Mulheres na mira do HIV

 

Em todo o mundo, já há cerca de 40 milhões de pessoas infectadas com o vírus da imunodeficiência adquirida tipo 1 (HIV-1), sendo que aproximadamente 50% delas são do sexo feminino. O crescimento acelerado do número de casos de Aids entre as mulheres mereceu a análise dos cientistas Thomas C. Quinn e Julie Overbaugh, em um artigo de revisão publicado na revista Science de 10 de junho. 

Há 20 anos, quando foi descoberta, a Aids era uma doença que atingia principalmente homossexuais do sexo masculino. O padrão vem mudando, e a transmissão sexual heterossexual responde hoje por 80% dos casos de infecção pelo vírus, atingindo sobretudo as mulheres. Nos Estados Unidos, estima-se que anualmente o número de casos de incidência do HIV-1 cresce 15% entre as mulheres, enquanto entre os homens esse aumento é de apenas 1%. Dados do Ministério da Saúde mostram que, no Brasil, até 1996, a razão era de três homens infectados para cada mulher. A partir desse ano, essa diferença deixou de existir entre jovens de 15 a 19 anos. 
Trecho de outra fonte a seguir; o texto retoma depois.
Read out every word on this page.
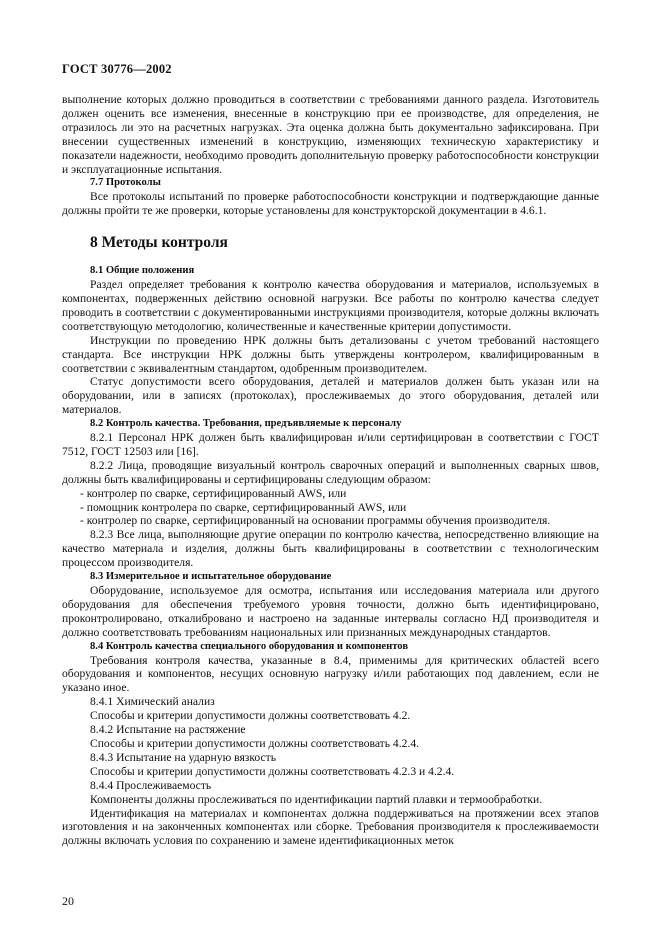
ГОСТ 30776—2002

выполнение которых должно проводиться в соответствии с требованиями данного раздела. Изготовитель должен оценить все изменения, внесенные в конструкцию при ее производстве, для определения, не отразилось ли это на расчетных нагрузках. Эта оценка должна быть документально зафиксирована. При внесении существенных изменений в конструкцию, изменяющих техническую характеристику и показатели надежности, необходимо проводить дополнительную проверку работоспособности конструкции и эксплуатационные испытания.

7.7 Протоколы

Все протоколы испытаний по проверке работоспособности конструкции и подтверждающие данные должны пройти те же проверки, которые установлены для конструкторской документации в 4.6.1.

8 Методы контроля

8.1 Общие положения

Раздел определяет требования к контролю качества оборудования и материалов, используемых в компонентах, подверженных действию основной нагрузки. Все работы по контролю качества следует проводить в соответствии с документированными инструкциями производителя, которые должны включать соответствующую методологию, количественные и качественные критерии допустимости.

Инструкции по проведению НРК должны быть детализованы с учетом требований настоящего стандарта. Все инструкции НРК должны быть утверждены контролером, квалифицированным в соответствии с эквивалентным стандартом, одобренным производителем.

Статус допустимости всего оборудования, деталей и материалов должен быть указан или на оборудовании, или в записях (протоколах), прослеживаемых до этого оборудования, деталей или материалов.

8.2 Контроль качества. Требования, предъявляемые к персоналу

8.2.1 Персонал НРК должен быть квалифицирован и/или сертифицирован в соответствии с ГОСТ 7512, ГОСТ 12503 или [16].

8.2.2 Лица, проводящие визуальный контроль сварочных операций и выполненных сварных швов, должны быть квалифицированы и сертифицированы следующим образом:

- контролер по сварке, сертифицированный AWS, или

- помощник контролера по сварке, сертифицированный AWS, или

- контролер по сварке, сертифицированный на основании программы обучения производителя.

8.2.3 Все лица, выполняющие другие операции по контролю качества, непосредственно влияющие на качество материала и изделия, должны быть квалифицированы в соответствии с технологическим процессом производителя.

8.3 Измерительное и испытательное оборудование

Оборудование, используемое для осмотра, испытания или исследования материала или другого оборудования для обеспечения требуемого уровня точности, должно быть идентифицировано, проконтролировано, откалибровано и настроено на заданные интервалы согласно НД производителя и должно соответствовать требованиям национальных или признанных международных стандартов.

8.4 Контроль качества специального оборудования и компонентов

Требования контроля качества, указанные в 8.4, применимы для критических областей всего оборудования и компонентов, несущих основную нагрузку и/или работающих под давлением, если не указано иное.

8.4.1 Химический анализ

Способы и критерии допустимости должны соответствовать 4.2.

8.4.2 Испытание на растяжение

Способы и критерии допустимости должны соответствовать 4.2.4.

8.4.3 Испытание на ударную вязкость

Способы и критерии допустимости должны соответствовать 4.2.3 и 4.2.4.

8.4.4 Прослеживаемость

Компоненты должны прослеживаться по идентификации партий плавки и термообработки.

Идентификация на материалах и компонентах должна поддерживаться на протяжении всех этапов изготовления и на законченных компонентах или сборке. Требования производителя к прослеживаемости должны включать условия по сохранению и замене идентификационных меток

20
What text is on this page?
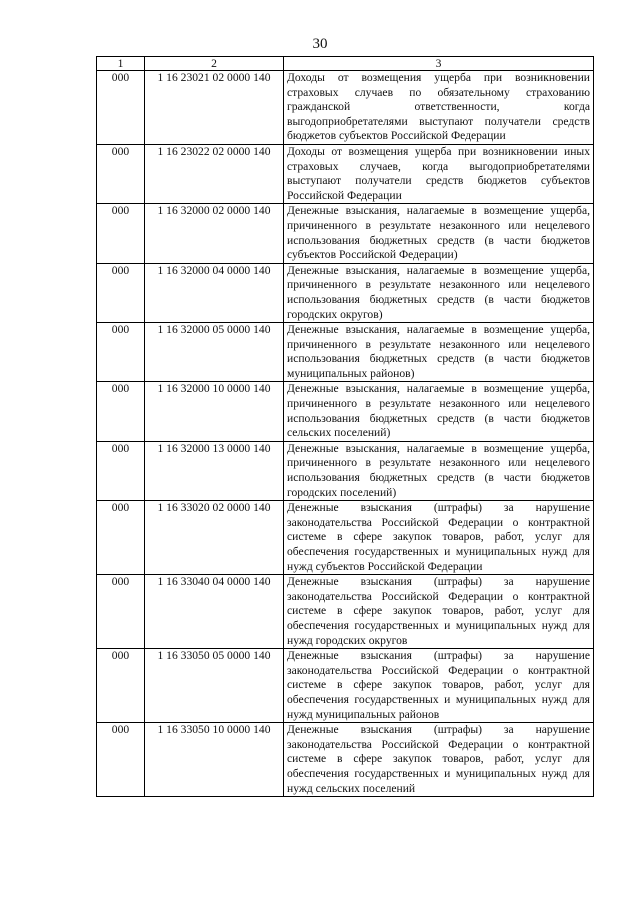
30
1	2	3
000	1 16 23021 02 0000 140	Доходы от возмещения ущерба при возникновении страховых случаев по обязательному страхованию гражданской ответственности, когда выгодоприобретателями выступают получатели средств бюджетов субъектов Российской Федерации
000	1 16 23022 02 0000 140	Доходы от возмещения ущерба при возникновении иных страховых случаев, когда выгодоприобретателями выступают получатели средств бюджетов субъектов Российской Федерации
000	1 16 32000 02 0000 140	Денежные взыскания, налагаемые в возмещение ущерба, причиненного в результате незаконного или нецелевого использования бюджетных средств (в части бюджетов субъектов Российской Федерации)
000	1 16 32000 04 0000 140	Денежные взыскания, налагаемые в возмещение ущерба, причиненного в результате незаконного или нецелевого использования бюджетных средств (в части бюджетов городских округов)
000	1 16 32000 05 0000 140	Денежные взыскания, налагаемые в возмещение ущерба, причиненного в результате незаконного или нецелевого использования бюджетных средств (в части бюджетов муниципальных районов)
000	1 16 32000 10 0000 140	Денежные взыскания, налагаемые в возмещение ущерба, причиненного в результате незаконного или нецелевого использования бюджетных средств (в части бюджетов сельских поселений)
000	1 16 32000 13 0000 140	Денежные взыскания, налагаемые в возмещение ущерба, причиненного в результате незаконного или нецелевого использования бюджетных средств (в части бюджетов городских поселений)
000	1 16 33020 02 0000 140	Денежные взыскания (штрафы) за нарушение законодательства Российской Федерации о контрактной системе в сфере закупок товаров, работ, услуг для обеспечения государственных и муниципальных нужд для нужд субъектов Российской Федерации
000	1 16 33040 04 0000 140	Денежные взыскания (штрафы) за нарушение законодательства Российской Федерации о контрактной системе в сфере закупок товаров, работ, услуг для обеспечения государственных и муниципальных нужд для нужд городских округов
000	1 16 33050 05 0000 140	Денежные взыскания (штрафы) за нарушение законодательства Российской Федерации о контрактной системе в сфере закупок товаров, работ, услуг для обеспечения государственных и муниципальных нужд для нужд муниципальных районов
000	1 16 33050 10 0000 140	Денежные взыскания (штрафы) за нарушение законодательства Российской Федерации о контрактной системе в сфере закупок товаров, работ, услуг для обеспечения государственных и муниципальных нужд для нужд сельских поселений
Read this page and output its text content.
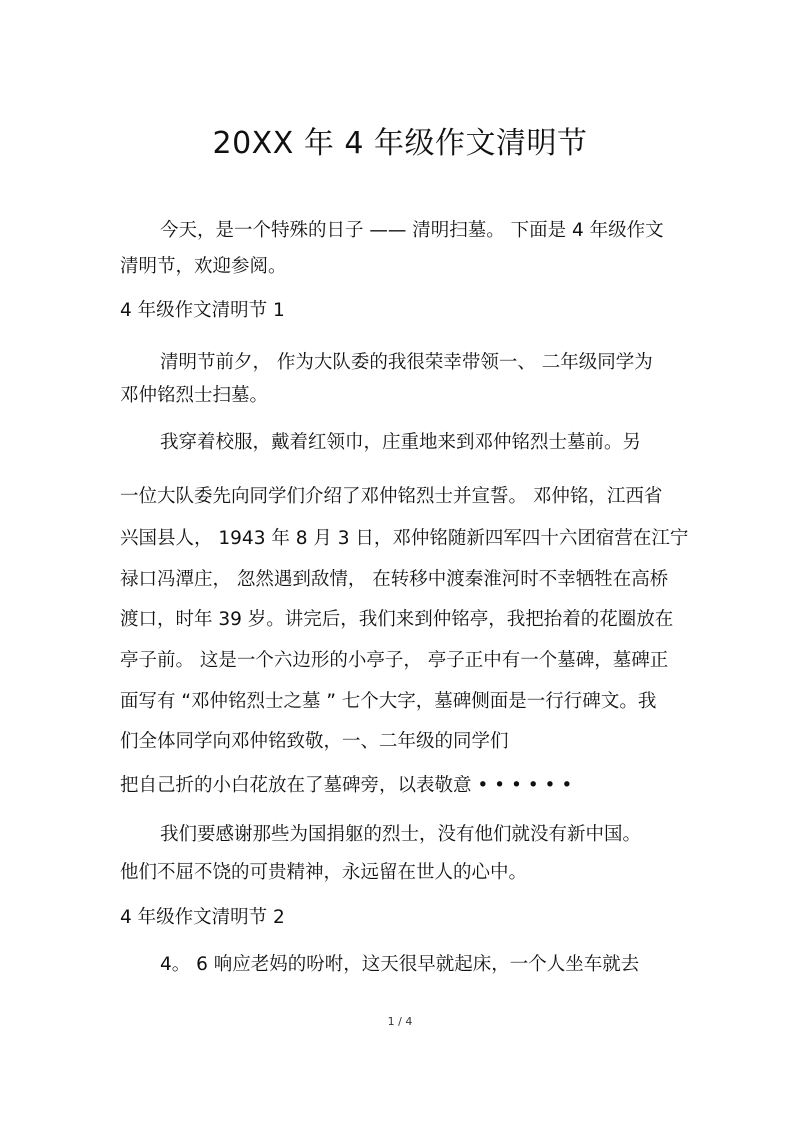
20XX 年 4 年级作文清明节

今天，是一个特殊的日子 —— 清明扫墓。 下面是 4 年级作文

清明节，欢迎参阅。

4 年级作文清明节 1

清明节前夕， 作为大队委的我很荣幸带领一、 二年级同学为

邓仲铭烈士扫墓。

我穿着校服，戴着红领巾，庄重地来到邓仲铭烈士墓前。另

一位大队委先向同学们介绍了邓仲铭烈士并宣誓。 邓仲铭，江西省

兴国县人， 1943 年 8 月 3 日，邓仲铭随新四军四十六团宿营在江宁

禄口冯潭庄， 忽然遇到敌情， 在转移中渡秦淮河时不幸牺牲在高桥

渡口，时年 39 岁。讲完后，我们来到仲铭亭，我把抬着的花圈放在

亭子前。 这是一个六边形的小亭子， 亭子正中有一个墓碑，墓碑正

面写有 “邓仲铭烈士之墓 ” 七个大字，墓碑侧面是一行行碑文。我

们全体同学向邓仲铭致敬，一、二年级的同学们

把自己折的小白花放在了墓碑旁，以表敬意 • • • • • •

我们要感谢那些为国捐躯的烈士，没有他们就没有新中国。

他们不屈不饶的可贵精神，永远留在世人的心中。

4 年级作文清明节 2

4。 6 响应老妈的吩咐，这天很早就起床，一个人坐车就去

1 / 4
A mulher apresenta-se mais vulnerável ao HIV devido a fatores sociais e fisiológicos. A disseminação do vírus é maior na população mais pobre, por ter menos acesso à educação e saúde. Anticoncepcionais hormonais e doenças sexualmente transmissíveis alteram o epitélio vaginal, aumentando a suscetibilidade. Os primeiros ainda têm um papel mais ativo, uma vez que são voltados especificamente para a prevenção de gravidez indesejada. “As mulheres, ao terem como prioridade evitar a gravidez, podem deixar em segundo plano a prevenção do HIV”, destaca o médico Francisco Inácio Bastos, do Departamento de Informação em Saúde da Fundação Oswaldo Cruz.

O artigo, que compila dados que há muito já vem sendo estudados, mostra que a epidemia ganha dimensões mais dramáticas na África Subsaariana. “As mulheres constituem 60% dos infectados pelo HIV-1 e 75% dos indivíduos infectados entre 15 e 24 anos”, informam os autores. Como em algumas regiões do continente, diz-se que ter relações sexuais com uma mulher virgem acaba com a infecção, isso faz crescer a cada dia o número de mulheres infectadas, que são cada vez mais jovens.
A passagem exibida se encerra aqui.